Essa entrega por amor valerá a pena ser refletida num momento como esse de isolamento social, com maior silêncio para a oração pessoal ou familiar. Com tempo suficiente para refletir cada estação da via-sacra. Hoje, não se trata de contemplar somente o sofrimento do Filho de Deus, mas o sofrimento da humanidade, sobretudo, dos preferências de Jesus, os pobres e os abandonados. Talvez, será a única Semana Santa que teremos para contemplar o imenso amor de Jesus pela humanidade de maneira mais recolhida, em casa. Longe das Igrejas, de familiares, das praias e das viagens agradáveis e cansativas.
Em outras Semanas Santas, para muitas pessoas passa despercebido o verdadeiro sentido do momento. No Domingo de Ramos muitos de nós vamos para a celebração piedosamente, porém, o ovo de páscoa que será dado a alguém já está comprado. Talvez até a carne e cerveja para o churrasco de Sábado de Aleluia ou Domingo de Páscoa já estejam preparados. E Jesus apenas entrou em Jerusalém, terá todo o seu sofrido desfecho.
Celebramos a Paixão e Morte de Jesus sabendo que Ele Ressuscitou. Imagina os discípulos que não sabiam de nada disso, viveram a dor e o sofrimento de Jesus como fato surpreendente. Será que eles não tiveram razões para negar, ficarem assustados e até incrédulos na madrugada do Domingo? Eis aí a chance de olharmos por outro ângulo.
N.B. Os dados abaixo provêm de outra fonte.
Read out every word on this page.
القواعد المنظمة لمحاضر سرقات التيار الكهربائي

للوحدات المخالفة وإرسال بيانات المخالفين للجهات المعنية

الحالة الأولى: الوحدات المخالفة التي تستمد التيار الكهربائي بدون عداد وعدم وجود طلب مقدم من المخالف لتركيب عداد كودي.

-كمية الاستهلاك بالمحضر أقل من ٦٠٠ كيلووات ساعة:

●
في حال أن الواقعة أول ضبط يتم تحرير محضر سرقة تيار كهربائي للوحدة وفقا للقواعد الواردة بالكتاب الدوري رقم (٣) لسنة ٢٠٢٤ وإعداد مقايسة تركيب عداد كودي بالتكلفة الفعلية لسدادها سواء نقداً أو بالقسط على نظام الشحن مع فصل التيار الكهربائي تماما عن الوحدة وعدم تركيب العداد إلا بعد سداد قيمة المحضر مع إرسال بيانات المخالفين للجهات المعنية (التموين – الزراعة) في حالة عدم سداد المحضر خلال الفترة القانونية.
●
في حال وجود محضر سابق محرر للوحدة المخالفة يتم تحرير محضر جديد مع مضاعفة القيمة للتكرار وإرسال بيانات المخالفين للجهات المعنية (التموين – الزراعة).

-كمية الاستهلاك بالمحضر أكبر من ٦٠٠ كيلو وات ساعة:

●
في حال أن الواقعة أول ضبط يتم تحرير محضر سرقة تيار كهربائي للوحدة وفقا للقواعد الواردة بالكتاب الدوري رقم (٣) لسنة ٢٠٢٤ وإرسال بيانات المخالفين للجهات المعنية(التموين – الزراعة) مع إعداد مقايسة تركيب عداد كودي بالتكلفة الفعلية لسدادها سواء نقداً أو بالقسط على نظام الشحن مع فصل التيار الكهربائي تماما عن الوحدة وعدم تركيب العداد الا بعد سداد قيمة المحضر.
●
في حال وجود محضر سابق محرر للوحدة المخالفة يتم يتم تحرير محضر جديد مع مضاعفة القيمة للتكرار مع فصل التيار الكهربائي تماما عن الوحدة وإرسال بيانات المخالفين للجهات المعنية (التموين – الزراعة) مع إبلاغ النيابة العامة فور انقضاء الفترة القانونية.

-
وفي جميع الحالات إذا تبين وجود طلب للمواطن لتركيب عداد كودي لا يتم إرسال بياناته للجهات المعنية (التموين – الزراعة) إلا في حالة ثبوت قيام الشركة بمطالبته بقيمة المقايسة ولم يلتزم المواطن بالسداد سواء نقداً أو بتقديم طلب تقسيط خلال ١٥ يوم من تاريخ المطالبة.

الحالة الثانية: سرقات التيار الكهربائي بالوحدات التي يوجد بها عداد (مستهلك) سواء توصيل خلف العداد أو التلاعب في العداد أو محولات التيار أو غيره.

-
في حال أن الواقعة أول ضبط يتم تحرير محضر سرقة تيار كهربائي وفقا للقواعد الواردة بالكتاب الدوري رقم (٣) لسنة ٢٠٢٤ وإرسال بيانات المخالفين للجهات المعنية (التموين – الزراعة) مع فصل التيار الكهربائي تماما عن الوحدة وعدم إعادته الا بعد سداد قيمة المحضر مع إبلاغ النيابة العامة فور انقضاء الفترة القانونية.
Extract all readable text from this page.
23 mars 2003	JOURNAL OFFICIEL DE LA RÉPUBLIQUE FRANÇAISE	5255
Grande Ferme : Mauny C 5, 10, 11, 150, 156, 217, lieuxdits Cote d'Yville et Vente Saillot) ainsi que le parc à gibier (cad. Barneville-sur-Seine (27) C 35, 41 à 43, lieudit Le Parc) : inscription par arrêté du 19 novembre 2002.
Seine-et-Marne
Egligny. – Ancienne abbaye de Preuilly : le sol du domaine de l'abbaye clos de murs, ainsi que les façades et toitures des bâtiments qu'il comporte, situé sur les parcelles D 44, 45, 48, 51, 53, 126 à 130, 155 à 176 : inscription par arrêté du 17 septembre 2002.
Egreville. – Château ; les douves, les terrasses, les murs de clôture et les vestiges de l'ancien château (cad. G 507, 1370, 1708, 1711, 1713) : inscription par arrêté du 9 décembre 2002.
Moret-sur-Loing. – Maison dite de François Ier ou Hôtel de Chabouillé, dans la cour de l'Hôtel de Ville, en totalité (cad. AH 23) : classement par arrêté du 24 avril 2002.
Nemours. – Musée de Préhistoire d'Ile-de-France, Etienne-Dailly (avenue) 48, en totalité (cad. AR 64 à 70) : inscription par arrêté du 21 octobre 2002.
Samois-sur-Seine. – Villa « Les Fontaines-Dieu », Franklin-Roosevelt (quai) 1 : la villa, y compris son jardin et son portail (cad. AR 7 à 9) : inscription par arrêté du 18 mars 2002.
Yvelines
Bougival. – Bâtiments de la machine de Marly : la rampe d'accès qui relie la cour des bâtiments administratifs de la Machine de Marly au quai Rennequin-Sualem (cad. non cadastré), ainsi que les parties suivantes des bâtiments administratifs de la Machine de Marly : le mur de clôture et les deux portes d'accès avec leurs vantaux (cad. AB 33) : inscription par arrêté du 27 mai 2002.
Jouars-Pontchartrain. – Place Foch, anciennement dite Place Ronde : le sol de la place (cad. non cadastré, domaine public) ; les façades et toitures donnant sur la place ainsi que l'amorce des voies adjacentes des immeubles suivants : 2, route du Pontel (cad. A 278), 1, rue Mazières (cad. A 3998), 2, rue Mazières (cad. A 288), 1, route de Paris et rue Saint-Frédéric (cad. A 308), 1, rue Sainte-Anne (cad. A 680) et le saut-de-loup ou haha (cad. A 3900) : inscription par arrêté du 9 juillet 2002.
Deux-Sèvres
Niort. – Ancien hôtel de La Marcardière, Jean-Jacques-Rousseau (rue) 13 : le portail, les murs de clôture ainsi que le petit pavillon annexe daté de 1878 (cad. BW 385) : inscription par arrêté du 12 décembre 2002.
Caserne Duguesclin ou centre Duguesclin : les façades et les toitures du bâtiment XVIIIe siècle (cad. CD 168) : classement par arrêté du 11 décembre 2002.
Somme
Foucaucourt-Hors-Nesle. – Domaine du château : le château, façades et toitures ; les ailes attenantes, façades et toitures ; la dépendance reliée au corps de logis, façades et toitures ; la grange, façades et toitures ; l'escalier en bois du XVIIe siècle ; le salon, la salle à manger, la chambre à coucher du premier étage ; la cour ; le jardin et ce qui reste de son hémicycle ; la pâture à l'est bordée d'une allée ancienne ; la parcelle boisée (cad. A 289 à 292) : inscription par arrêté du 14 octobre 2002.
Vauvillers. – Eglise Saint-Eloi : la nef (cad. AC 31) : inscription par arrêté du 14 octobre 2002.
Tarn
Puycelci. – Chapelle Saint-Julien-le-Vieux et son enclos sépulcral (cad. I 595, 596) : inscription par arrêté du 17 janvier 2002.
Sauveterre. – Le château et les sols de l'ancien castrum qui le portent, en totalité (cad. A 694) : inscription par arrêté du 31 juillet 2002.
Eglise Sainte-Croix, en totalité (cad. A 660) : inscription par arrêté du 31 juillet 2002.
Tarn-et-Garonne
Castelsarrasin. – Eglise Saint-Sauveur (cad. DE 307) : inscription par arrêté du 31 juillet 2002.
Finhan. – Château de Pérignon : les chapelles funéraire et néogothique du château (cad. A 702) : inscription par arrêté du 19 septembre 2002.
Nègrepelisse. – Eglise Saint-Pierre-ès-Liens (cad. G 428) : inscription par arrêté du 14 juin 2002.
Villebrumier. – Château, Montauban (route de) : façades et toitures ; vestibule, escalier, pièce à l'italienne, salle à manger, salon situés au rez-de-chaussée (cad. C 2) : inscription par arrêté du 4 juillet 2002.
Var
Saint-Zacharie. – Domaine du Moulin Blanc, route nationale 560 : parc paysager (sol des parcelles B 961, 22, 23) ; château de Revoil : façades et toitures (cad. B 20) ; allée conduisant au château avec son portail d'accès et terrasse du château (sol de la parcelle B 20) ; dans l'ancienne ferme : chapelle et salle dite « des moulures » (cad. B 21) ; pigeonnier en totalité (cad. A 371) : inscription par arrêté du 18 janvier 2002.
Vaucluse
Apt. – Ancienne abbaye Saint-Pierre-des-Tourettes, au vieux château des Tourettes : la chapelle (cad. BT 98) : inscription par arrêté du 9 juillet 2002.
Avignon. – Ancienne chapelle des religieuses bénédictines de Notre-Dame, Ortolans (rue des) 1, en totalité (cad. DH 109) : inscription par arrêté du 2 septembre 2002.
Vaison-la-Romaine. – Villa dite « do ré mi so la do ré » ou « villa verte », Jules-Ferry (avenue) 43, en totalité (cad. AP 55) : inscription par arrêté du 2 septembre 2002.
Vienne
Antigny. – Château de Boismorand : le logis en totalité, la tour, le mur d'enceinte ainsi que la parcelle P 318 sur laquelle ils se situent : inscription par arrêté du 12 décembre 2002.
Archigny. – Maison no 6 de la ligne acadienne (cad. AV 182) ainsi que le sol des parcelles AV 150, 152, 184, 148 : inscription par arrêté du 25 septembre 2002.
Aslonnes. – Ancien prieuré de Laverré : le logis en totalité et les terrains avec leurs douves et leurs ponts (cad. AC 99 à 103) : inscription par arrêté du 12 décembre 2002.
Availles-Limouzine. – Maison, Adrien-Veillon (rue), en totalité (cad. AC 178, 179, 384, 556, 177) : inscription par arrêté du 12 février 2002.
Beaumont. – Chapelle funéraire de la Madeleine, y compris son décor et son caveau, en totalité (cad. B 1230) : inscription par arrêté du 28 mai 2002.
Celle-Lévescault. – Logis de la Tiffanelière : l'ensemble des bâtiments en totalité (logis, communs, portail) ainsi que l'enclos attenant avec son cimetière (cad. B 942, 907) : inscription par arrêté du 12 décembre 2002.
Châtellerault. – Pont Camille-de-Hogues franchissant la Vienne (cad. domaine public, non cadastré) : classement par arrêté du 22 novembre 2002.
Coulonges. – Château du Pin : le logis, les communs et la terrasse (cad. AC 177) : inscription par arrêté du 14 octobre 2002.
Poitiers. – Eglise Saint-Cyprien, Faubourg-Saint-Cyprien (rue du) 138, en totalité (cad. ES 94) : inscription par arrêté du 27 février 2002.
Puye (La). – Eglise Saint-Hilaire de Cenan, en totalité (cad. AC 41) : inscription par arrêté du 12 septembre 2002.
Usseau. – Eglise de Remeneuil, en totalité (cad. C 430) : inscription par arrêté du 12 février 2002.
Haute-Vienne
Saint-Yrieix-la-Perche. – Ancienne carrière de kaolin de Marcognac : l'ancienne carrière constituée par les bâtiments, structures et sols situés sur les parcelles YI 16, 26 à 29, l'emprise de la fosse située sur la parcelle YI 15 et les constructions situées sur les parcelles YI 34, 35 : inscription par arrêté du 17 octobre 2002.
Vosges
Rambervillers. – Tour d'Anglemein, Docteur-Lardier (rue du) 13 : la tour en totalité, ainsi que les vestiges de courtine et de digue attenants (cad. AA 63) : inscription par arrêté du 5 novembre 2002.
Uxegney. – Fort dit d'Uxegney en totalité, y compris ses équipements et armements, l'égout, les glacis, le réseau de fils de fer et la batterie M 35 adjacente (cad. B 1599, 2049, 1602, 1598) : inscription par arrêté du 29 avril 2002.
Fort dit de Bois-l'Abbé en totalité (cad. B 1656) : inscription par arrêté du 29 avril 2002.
Cada um vai descobrir o jeito de entrar na intimidade do Mistério Pascoal. A maioria dos personagens que aparecem no drama da Semana Santa, fizeram profunda experiência com Jesus no encontro pessoal. E foi uma experiência tão renovadora que ninguém conseguiu guardar para si após a Ressurreição. “Realmente o Senhor Ressuscitou”. Eles contaram e encantaram o mundo com essa “Boa Notícia”.
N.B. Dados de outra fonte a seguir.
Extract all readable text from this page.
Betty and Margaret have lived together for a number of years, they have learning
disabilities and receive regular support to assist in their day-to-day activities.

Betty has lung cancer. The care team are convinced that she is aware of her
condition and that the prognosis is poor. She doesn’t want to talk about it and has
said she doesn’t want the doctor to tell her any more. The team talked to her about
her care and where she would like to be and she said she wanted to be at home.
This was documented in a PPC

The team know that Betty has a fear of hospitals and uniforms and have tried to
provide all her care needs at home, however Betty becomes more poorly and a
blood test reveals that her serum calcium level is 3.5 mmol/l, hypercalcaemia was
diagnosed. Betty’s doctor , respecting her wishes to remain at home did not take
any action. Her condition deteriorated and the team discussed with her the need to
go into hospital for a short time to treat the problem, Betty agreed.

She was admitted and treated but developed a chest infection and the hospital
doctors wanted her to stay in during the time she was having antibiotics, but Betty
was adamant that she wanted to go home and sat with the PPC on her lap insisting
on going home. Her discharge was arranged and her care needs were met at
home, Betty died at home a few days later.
Querida dona Verônica, a senhora tem razão, é hora de agradecer a Deus por muitos motivos. Mas também é hora de lembrar o que Jesus falou para a Samaritana: “não é hora de adorar a Deus nem no Monte Gorazin, nem em Jerusalém, pois, os verdadeiros adoradores, adoram em espírito e verdade. São esse os adoradores que o Pai procura” (cf. Jo 4,20-23). Atualizando à Palavra no nosso contexto, nem na Capela e Matriz, e sim, no mais profundo do nosso ser.
Este é convite desta Semana Santa. Adorar o Pai em espírito e verdade e orar pelo mundo. Jesus é pão em nossa mesa, é vinho em nossa vida. Da oração contemplativa brotará o fruto do perdão, da justiça e da paz. Na vitória da Vida sobre a Morte está a esperança de um novo amanhecer. Temos consciência de que precisamos de políticas que visem o bem comum, porém, não podemos esquecer que esse novo mundo começa no coração de cada um. Façamos a nossa parte.
Ah! Uma última coisa muito importante. Verônica é nome fictício, mas a cena na escada da Igreja é real. Portanto, a simpática senhora representa você que acabou de ler esse artigo.
Uma abençoada Semana Santa pra você e sua família.
Pe. Sebastião Fernandes Daniel, C.SS.R.